With the figures available for the 20th century, also provisional, it is concluded that the material development that has taken place has lowered that average considerably, from 1,100 to 550, almost half. At the end of the sixties it probably reached 700 or 800, but the return to the countryside stopped that process. From this last statement another striking conclusion can be drawn: not only does material development slow down depopulation, but also the disillusionment that development provokes.

They also compared figures from other areas of Europe during the same time period, reaching similar conclusions, almost four out of ten. There are no data regarding the rest of the world, since the subject of the depopulated was only addressed at the world level at the Third Conference on the History of the Economy (Munich, 1965), but the gauntlet is thrown. Perhaps these data allow us to complement the balance of a century and a millennium that have ended.

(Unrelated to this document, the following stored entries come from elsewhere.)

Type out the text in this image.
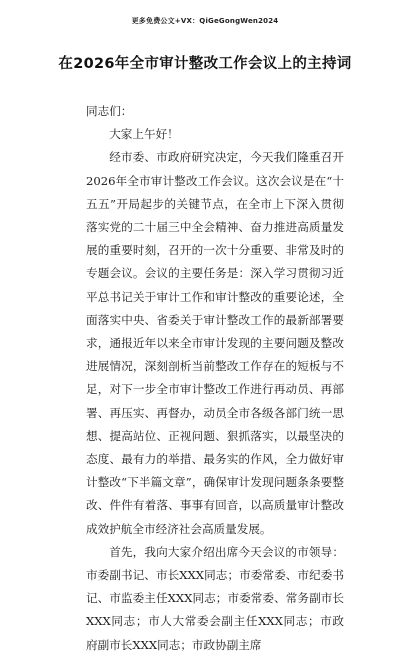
更多免费公文+VX：QiGeGongWen2024
在2026年全市审计整改工作会议上的主持词

同志们：

大家上午好！

经市委、市政府研究决定，今天我们隆重召开2026年全市审计整改工作会议。这次会议是在“十五五”开局起步的关键节点，在全市上下深入贯彻落实党的二十届三中全会精神、奋力推进高质量发展的重要时刻，召开的一次十分重要、非常及时的专题会议。会议的主要任务是：深入学习贯彻习近平总书记关于审计工作和审计整改的重要论述，全面落实中央、省委关于审计整改工作的最新部署要求，通报近年以来全市审计发现的主要问题及整改进展情况，深刻剖析当前整改工作存在的短板与不足，对下一步全市审计整改工作进行再动员、再部署、再压实、再督办，动员全市各级各部门统一思想、提高站位、正视问题、狠抓落实，以最坚决的态度、最有力的举措、最务实的作风，全力做好审计整改“下半篇文章”，确保审计发现问题条条要整改、件件有着落、事事有回音，以高质量审计整改成效护航全市经济社会高质量发展。

首先，我向大家介绍出席今天会议的市领导：市委副书记、市长XXX同志；市委常委、市纪委书记、市监委主任XXX同志；市委常委、常务副市长XXX同志；市人大常委会副主任XXX同志；市政府副市长XXX同志；市政协副主席
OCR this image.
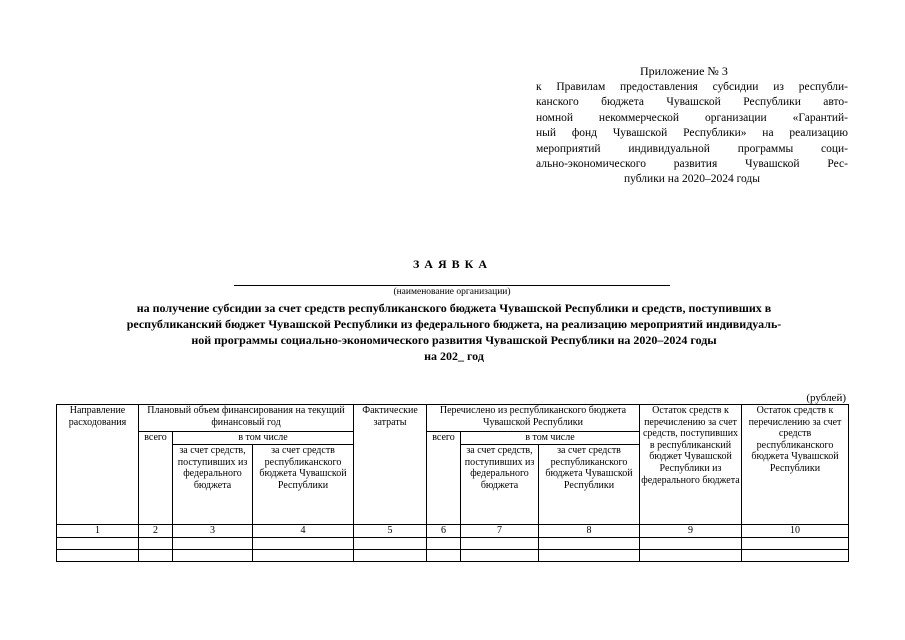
Приложение № 3
к Правилам предоставления субсидии из республи-
канского бюджета Чувашской Республики авто-
номной некоммерческой организации «Гарантий-
ный фонд Чувашской Республики» на реализацию
мероприятий индивидуальной программы соци-
ально-экономического развития Чувашской Рес-
публики на 2020–2024 годы
ЗАЯВКА
(наименование организации)
на получение субсидии за счет средств республиканского бюджета Чувашской Республики и средств, поступивших в
республиканский бюджет Чувашской Республики из федерального бюджета, на реализацию мероприятий индивидуаль-
ной программы социально-экономического развития Чувашской Республики на 2020–2024 годы
на 202_ год
(рублей)
Направление расходования	Плановый объем финансирования на текущий финансовый год			Фактические затраты	Перечислено из республиканского бюджета Чувашской Республики			Остаток средств к перечислению за счет средств, поступивших в республиканский бюджет Чувашской Республики из федерального бюджета	Остаток средств к перечислению за счет средств республиканского бюджета Чувашской Республики
	всего	в том числе			всего	в том числе			
		за счет средств, поступивших из федерального бюджета	за счет средств республиканского бюджета Чувашской Республики			за счет средств, поступивших из федерального бюджета	за счет средств республиканского бюджета Чувашской Республики		
1	2	3	4	5	6	7	8	9	10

If the previous millennia have been similar, it turns out that almost half of the places that humanity builds to live are abandoned. Indeed, development during the 20th century, with its large population and high standard of living in some regions that have avoided further depopulation, may not be eternal in the light of history.

A sword of Damocles hangs over many small towns: there are thousands of villages in the country with less than a hundred inhabitants, 21,176 in 1996, and a considerable number live with less than ten people. It is possible in the next 20 years, with the aging of the rural population, greater than in the cities, and, above all, due to the loss of a traditional lifestyle that has lasted 7,000 years in the Iberian Peninsula (agriculture, livestock, craftsmanship), many towns are abandoned at a speed unknown in previous times, or else they become second homes or summer resorts, with the consequent loss of population and identity.

Experience shows that it is much easier to keep a town low for decades than to resurrect a dead town. Perhaps for this reason it is important to bequeath houses to children or grandchildren, so that when the magic of the big city and its high salaries wear off, they can discover that the new treasure is that town where their family came from.